Aux temps forts de la conquête spatiale, la NASA aurait dépensé des millions pour développer un stylo capable d’écrire dans l’espace … Là où les Soviétiques auraient résolu le problème avec un simple crayon !
C’est du moins ce que racontent les nombreuses versions de cette légende urbaine, qui circule depuis au moins la fin des années 1990 en France, aux États-Unis ou encore en Russie :
« Quand la NASA a envoyé les 1ers astronautes dans l’espace, ils se sont aperçus que le stylo ne fonctionnait pas en absence de gravité », explique ainsi un post Facebook daté de 2024. « pour résoudre le problème, il ont commandé une étude qui a coûté des millions de dollars, après des années de recherche, la NASA tenait maintenant un stylo capable d’écrire dans n’importe quelle position, en absence de gravité, car l’encre est liquide et en espace tout corps plane. Les soviétiques eux, ont préféré utilisé des crayons pour prendre des notes dans l’espace car les crayons n’ont pas d’encre ».
1. Une légende urbaine répandue en Occident comme en Russie
Dans certains récits, la NASA fait appel à une société externe pour concevoir le fameux stylo spatial.
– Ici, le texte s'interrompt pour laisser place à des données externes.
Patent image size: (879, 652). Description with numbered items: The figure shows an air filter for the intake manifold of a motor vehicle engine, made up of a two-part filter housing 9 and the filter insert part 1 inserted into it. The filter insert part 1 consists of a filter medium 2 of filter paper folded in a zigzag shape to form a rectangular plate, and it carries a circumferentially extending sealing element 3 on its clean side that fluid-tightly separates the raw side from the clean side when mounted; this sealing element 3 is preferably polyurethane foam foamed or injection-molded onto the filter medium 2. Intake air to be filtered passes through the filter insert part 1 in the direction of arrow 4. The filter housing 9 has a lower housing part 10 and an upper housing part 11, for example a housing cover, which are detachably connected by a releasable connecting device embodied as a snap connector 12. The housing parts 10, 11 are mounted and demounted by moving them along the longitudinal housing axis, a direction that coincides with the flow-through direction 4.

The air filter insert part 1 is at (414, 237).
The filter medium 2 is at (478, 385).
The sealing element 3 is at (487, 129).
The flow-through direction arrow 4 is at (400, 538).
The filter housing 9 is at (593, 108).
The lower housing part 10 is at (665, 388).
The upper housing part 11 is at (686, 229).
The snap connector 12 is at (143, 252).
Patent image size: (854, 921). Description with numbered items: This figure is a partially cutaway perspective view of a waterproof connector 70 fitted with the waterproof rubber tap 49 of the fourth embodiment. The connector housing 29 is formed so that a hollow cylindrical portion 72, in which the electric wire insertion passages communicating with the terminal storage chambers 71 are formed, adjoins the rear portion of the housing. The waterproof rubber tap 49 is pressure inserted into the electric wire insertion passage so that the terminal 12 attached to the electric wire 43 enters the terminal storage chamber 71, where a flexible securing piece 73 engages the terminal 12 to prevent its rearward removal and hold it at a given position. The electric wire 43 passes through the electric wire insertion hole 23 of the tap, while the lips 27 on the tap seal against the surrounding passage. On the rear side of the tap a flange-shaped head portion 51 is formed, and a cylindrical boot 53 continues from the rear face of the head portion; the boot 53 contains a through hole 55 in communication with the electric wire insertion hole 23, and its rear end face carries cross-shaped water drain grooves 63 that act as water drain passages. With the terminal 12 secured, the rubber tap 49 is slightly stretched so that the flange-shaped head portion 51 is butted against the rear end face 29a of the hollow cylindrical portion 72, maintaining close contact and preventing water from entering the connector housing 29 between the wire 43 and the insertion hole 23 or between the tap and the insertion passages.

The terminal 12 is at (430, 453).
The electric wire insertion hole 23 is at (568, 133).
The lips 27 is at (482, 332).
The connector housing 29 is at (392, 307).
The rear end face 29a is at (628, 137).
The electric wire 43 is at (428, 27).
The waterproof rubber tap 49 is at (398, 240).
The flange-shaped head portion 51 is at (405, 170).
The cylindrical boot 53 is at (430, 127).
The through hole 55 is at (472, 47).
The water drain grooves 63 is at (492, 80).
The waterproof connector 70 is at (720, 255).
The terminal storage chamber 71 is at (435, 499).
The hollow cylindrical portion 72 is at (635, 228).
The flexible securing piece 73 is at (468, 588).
C’est le cas de cet exemple, rapporté sous forme de blague par le journal belge DH Les Sports en 2016 :
Dans d’autres, elle aurait dépensé, suivant les versions, entre des milliers et plusieurs milliards de dollars :
On trouve des traces plus anciennes de cette légende dans la presse britannique. Elle apparaît, par exemple, dans la rubrique « The Complainer » de The Express. Elle illustre le conseil de la semaine : « La solution la plus simple est souvent la meilleure – et la moins chère » :
Si elle est publiée dans les journaux occidentaux, on la retrouve également en Russie, comme nous l’ont confirmé les folkloristes russes Alexandra Arkhipova et Anna Kirzyuk. Elle conclut notamment un article du journal local Zapolarnaya Zvezda, qui relate une rencontre avec des astronautes :
Enfin, je tiens à vous raconter une histoire amusante de l’histoire de l’astronautique : la NASA a développé un stylo qui pourrait écrire dans l’espace. Et toutes les solutions techniques étaient trop complexes : il fallait que l’encre ne gèle pas, qu’elle adhère bien, etc., etc. Finalement, après avoir dépensé beaucoup d’efforts et d’argent pour concevoir ce prodige de la technologie, la NASA a reçu une lettre qui ne contenait qu’une seule phrase : « Avez-vous essayé un crayon ? ».
Shilovki V. Смотрели « Армагеддон ». Смеялись // Заполярная правда (Норильск) 22.12.1999 № 195 (traduit par nos soins à partir de la version anglaise d’Alexandra Arkhipova)
Elle fait par ailleurs l’objet d’une analyse de Provereno (2021), site de fact-checking russe, lequel nous apprend que la légende apparaît dans la série The West Wing en 2002, ainsi que dans les mémoires de l’économiste russe Mikhail Khazin.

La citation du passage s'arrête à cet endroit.